Con riferimento ai dedotti vizi motivazionali, va ribadito che la riformulazione dell’art. 360, 1° comma, n. 5, cod. proc. civ. deve essere interpretata, alla luce dei canoni ermeneutici dettati dall’art. 12 delle preleggi, come riduzione al “minimo costituzionale” del sindacato di legittimità sulla motivazione. Pertanto, è denunciabile in cassazione solo l’anomalia motivazionale che si tramuta in violazione di legge costituzionalmente rilevante, in quanto attinente all’esistenza della motivazione in sé, purché il vizio risulti dal testo della sentenza impugnata, a prescindere dal confronto con le risultanze processuali. Tale anomalia si esaurisce nella “mancanza assoluta di motivi sotto l’aspetto materiale e grafico”, nella “motivazione apparente”, nel “contrasto irriducibile tra affermazioni inconciliabili” e nella “motivazione perplessa ed obiettivamente incomprensibile” (Cass., Sez. un., 7/04/2014, nn. 8053 e 8054).

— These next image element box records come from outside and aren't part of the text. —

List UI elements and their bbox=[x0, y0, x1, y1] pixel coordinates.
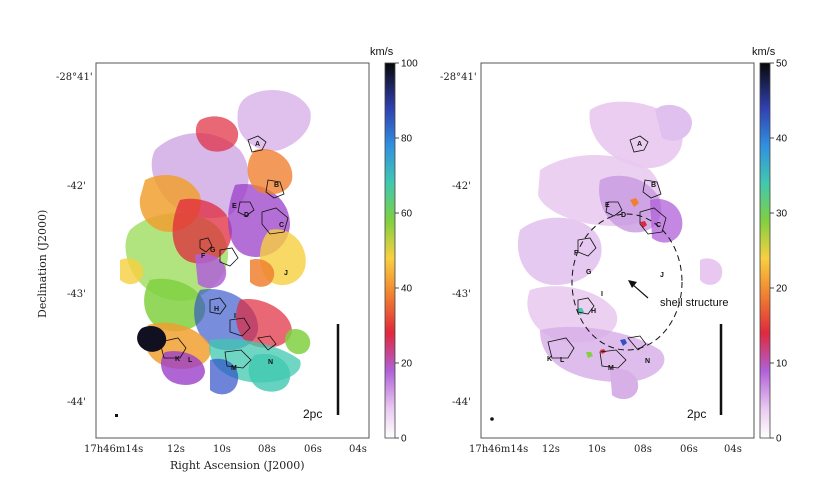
colorbar-tick-label: 40 bbox=[401, 284, 413, 295]
left-beam-marker bbox=[115, 414, 118, 417]
right-clump-label: F bbox=[574, 250, 579, 257]
left-dec-tick-label: -44' bbox=[67, 397, 86, 408]
left-ra-tick-label: 10s bbox=[213, 444, 231, 455]
left-ra-tick-label: 04s bbox=[349, 444, 367, 455]
left-clump-label: D bbox=[244, 212, 249, 219]
right-clump-label: D bbox=[621, 212, 626, 219]
colorbar-tick-label: 20 bbox=[776, 284, 788, 295]
left-dec-ticks: -28°41' -42' -43' -44' bbox=[56, 72, 93, 408]
left-clump-label: A bbox=[255, 141, 260, 148]
right-ra-tick-label: 08s bbox=[634, 444, 652, 455]
left-dec-tick-label: -42' bbox=[67, 181, 86, 192]
right-colorbar-ticks: 0 10 20 30 40 50 bbox=[770, 59, 788, 445]
right-ra-ticks: 17h46m14s 12s 10s 08s 06s 04s bbox=[469, 444, 742, 455]
right-clump-label: I bbox=[601, 291, 603, 298]
right-clump-label: H bbox=[591, 308, 596, 315]
colorbar-tick-label: 30 bbox=[776, 209, 788, 220]
right-clump-label: J bbox=[660, 272, 664, 279]
right-clump-label: A bbox=[637, 141, 642, 148]
left-dec-tick-label: -43' bbox=[67, 289, 86, 300]
right-clump-label: E bbox=[605, 202, 610, 209]
left-clump-label: J bbox=[284, 270, 288, 277]
colorbar-tick-label: 0 bbox=[776, 434, 782, 445]
x-axis-title: Right Ascension (J2000) bbox=[170, 459, 305, 472]
right-ra-tick-label: 12s bbox=[542, 444, 560, 455]
colorbar-tick-label: 0 bbox=[401, 434, 407, 445]
left-panel: A B C D E F G H I J K L M N 2pc -28°41' … bbox=[36, 46, 418, 472]
right-contours bbox=[547, 135, 667, 369]
left-clump-label: F bbox=[201, 253, 206, 260]
right-emission-map bbox=[517, 101, 723, 400]
left-scale-label: 2pc bbox=[303, 407, 322, 421]
left-ra-ticks: 17h46m14s 12s 10s 08s 06s 04s bbox=[84, 444, 367, 455]
right-clump-label: B bbox=[651, 182, 656, 189]
left-colorbar-unit: km/s bbox=[370, 46, 394, 58]
left-colorbar bbox=[384, 62, 396, 439]
right-colorbar bbox=[759, 62, 771, 439]
right-ra-tick-label: 04s bbox=[724, 444, 742, 455]
colorbar-tick-label: 50 bbox=[776, 59, 788, 70]
colorbar-tick-label: 100 bbox=[401, 59, 418, 70]
right-dec-tick-label: -43' bbox=[452, 289, 471, 300]
right-dec-tick-label: -42' bbox=[452, 181, 471, 192]
left-ra-tick-label: 17h46m14s bbox=[84, 444, 143, 455]
right-scale-label: 2pc bbox=[687, 407, 706, 421]
right-dec-tick-label: -44' bbox=[452, 397, 471, 408]
left-contours bbox=[159, 135, 289, 369]
left-clump-labels: A B C D E F G H I J K L M N bbox=[175, 141, 288, 372]
right-clump-label: M bbox=[608, 365, 614, 372]
y-axis-title: Declination (J2000) bbox=[36, 210, 49, 318]
shell-annotation-label: shell structure bbox=[660, 297, 728, 309]
right-clump-label: N bbox=[645, 358, 650, 365]
left-ra-tick-label: 08s bbox=[258, 444, 276, 455]
arrow-head-icon bbox=[628, 280, 637, 288]
left-clump-label: G bbox=[210, 247, 216, 254]
right-ra-tick-label: 10s bbox=[588, 444, 606, 455]
colorbar-tick-label: 10 bbox=[776, 359, 788, 370]
right-ra-tick-label: 06s bbox=[680, 444, 698, 455]
right-clump-labels: A B C D E F G H I J K L M N bbox=[547, 141, 664, 372]
left-clump-label: B bbox=[274, 182, 279, 189]
colorbar-tick-label: 80 bbox=[401, 134, 413, 145]
right-beam-marker bbox=[490, 417, 494, 421]
right-ra-tick-label: 17h46m14s bbox=[469, 444, 528, 455]
right-clump-label: G bbox=[586, 269, 592, 276]
left-clump-label: K bbox=[175, 356, 180, 363]
left-clump-label: L bbox=[188, 357, 193, 364]
left-ra-tick-label: 12s bbox=[167, 444, 185, 455]
right-clump-label: L bbox=[560, 357, 565, 364]
left-emission-map bbox=[120, 90, 311, 395]
right-dec-tick-label: -28°41' bbox=[440, 72, 477, 83]
right-colorbar-unit: km/s bbox=[752, 46, 776, 58]
left-clump-label: E bbox=[232, 203, 237, 210]
right-dec-ticks: -28°41' -42' -43' -44' bbox=[440, 72, 477, 408]
shell-annotation-arrow bbox=[631, 283, 649, 299]
shell-structure-outline bbox=[571, 213, 683, 351]
colorbar-tick-label: 40 bbox=[776, 134, 788, 145]
left-clump-label: I bbox=[234, 313, 236, 320]
left-ra-tick-label: 06s bbox=[304, 444, 322, 455]
left-clump-label: C bbox=[279, 222, 284, 229]
right-clump-label: C bbox=[656, 222, 661, 229]
left-colorbar-ticks: 0 20 40 60 80 100 bbox=[395, 59, 418, 445]
left-clump-label: H bbox=[214, 306, 219, 313]
left-dec-tick-label: -28°41' bbox=[56, 72, 93, 83]
left-clump-label: M bbox=[231, 365, 237, 372]
right-panel: A B C D E F G H I J K L M N shell struct… bbox=[440, 46, 788, 455]
left-clump-label: N bbox=[268, 359, 273, 366]
colorbar-tick-label: 20 bbox=[401, 359, 413, 370]
colorbar-tick-label: 60 bbox=[401, 209, 413, 220]
right-clump-label: K bbox=[547, 356, 552, 363]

Va aggiunto che l’assenza di motivazione può essere riscontrata anche quando la decisione in questione contiene taluni elementi di motivazione. Pertanto, una motivazione contraddittoria o incomprensibile equivale a un difetto di motivazione. Lo stesso vale quando gli elementi di motivazione contenuti nella decisione di cui trattasi sono così lacunosi da non consentire in alcun modo al suo destinatario, nel contesto della sua adozione, di comprendere il ragionamento del suo autore (Corte Giustizia UE sez. I, 11/06/2020, n.114).
L’applicazione di tali principi alla fattispecie per cui è causa induce ad escludere la sussistenza dei vizi motivazionali denunciati dal ricorrente, perché la motivazione c’è, è perfettamente intellegibile ed è supportata da precisi riferimenti anche fattuali oltre che giurisprudenziali.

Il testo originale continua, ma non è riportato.